No documento judicial, o juiz esclarece expressamente que a suspensão de direitos políticos é juridicamente inviável neste caso, por força do disposto no Código de Processo Penal, que não permite a suspensão do exercício do direito de sufrágio ativo ou passivo.

Medidas de coação aplicadas

Na decisão, o tribunal determinou apenas as seguintes medidas de coação:

  • interdição de saída do país;
  • depósito do passaporte no cartório do tribunal;
  • comunicação da medida às autoridades de fronteira;
  • proibição de contacto com as pessoas envolvidas na produção do vídeo que está na origem do processo.

Estas medidas constam da parte decisória do despacho judicial, que validou igualmente a detenção do arguido por a considerar legal.

Atualização da informação

Numa notícia anteriormente publicada, o Notícias do Norte referiu que entre as medidas de coação estaria a suspensão do direito de proferir discursos semelhantes aos que motivaram a investigação.

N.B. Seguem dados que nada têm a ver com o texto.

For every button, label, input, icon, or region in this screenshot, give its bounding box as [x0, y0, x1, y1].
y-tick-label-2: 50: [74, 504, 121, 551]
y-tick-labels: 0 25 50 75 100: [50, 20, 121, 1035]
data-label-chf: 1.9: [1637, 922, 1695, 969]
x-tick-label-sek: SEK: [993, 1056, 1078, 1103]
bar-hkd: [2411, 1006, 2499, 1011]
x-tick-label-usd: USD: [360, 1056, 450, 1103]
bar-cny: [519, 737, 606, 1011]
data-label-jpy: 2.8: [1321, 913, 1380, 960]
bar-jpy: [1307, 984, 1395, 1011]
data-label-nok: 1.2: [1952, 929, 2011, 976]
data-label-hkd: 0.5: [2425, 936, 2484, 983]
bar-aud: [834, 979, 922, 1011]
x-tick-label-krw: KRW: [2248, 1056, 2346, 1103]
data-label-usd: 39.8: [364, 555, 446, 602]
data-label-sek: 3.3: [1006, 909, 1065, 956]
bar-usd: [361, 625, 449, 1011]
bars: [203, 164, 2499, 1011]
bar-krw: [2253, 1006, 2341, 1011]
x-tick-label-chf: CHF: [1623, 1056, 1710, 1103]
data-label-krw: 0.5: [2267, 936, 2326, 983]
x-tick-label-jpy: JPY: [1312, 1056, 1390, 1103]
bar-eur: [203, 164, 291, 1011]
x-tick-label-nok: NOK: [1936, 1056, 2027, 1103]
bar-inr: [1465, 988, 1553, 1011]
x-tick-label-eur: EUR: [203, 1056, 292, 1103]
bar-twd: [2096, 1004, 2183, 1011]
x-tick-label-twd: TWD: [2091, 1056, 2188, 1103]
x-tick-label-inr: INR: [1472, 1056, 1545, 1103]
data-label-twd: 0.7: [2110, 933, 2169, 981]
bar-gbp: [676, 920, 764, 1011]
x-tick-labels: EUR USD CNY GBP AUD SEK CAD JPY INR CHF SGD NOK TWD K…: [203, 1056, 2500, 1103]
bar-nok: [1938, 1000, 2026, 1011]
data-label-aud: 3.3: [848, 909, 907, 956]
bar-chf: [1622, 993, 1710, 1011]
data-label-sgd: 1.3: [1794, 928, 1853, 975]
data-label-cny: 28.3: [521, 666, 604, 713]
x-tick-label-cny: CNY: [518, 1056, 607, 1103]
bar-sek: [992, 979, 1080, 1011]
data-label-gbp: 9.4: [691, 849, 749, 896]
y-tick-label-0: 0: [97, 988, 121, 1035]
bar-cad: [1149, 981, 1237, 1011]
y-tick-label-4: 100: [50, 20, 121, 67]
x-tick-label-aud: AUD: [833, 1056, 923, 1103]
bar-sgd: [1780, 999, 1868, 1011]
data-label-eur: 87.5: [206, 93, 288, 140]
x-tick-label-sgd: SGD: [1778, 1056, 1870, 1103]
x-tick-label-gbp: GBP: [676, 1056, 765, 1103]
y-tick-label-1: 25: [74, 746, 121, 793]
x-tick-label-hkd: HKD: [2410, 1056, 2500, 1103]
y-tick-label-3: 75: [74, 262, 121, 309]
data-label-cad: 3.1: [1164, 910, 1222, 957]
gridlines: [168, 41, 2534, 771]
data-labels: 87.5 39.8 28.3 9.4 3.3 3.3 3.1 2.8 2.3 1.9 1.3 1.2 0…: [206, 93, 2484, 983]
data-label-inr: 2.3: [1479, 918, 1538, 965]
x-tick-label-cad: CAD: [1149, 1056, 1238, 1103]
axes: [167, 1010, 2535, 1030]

Essa informação foi baseada num comunicado oficial divulgado pelo Ministério Público sobre o caso.

Contudo, após consulta da decisão judicial do primeiro interrogatório, verifica-se que tal medida não consta do despacho do tribunal, limitando-se as medidas aplicadas à interdição de saída do país e à proibição de contactos relacionados com o caso.

O processo continua em investigação e encontra-se em segredo de justiça.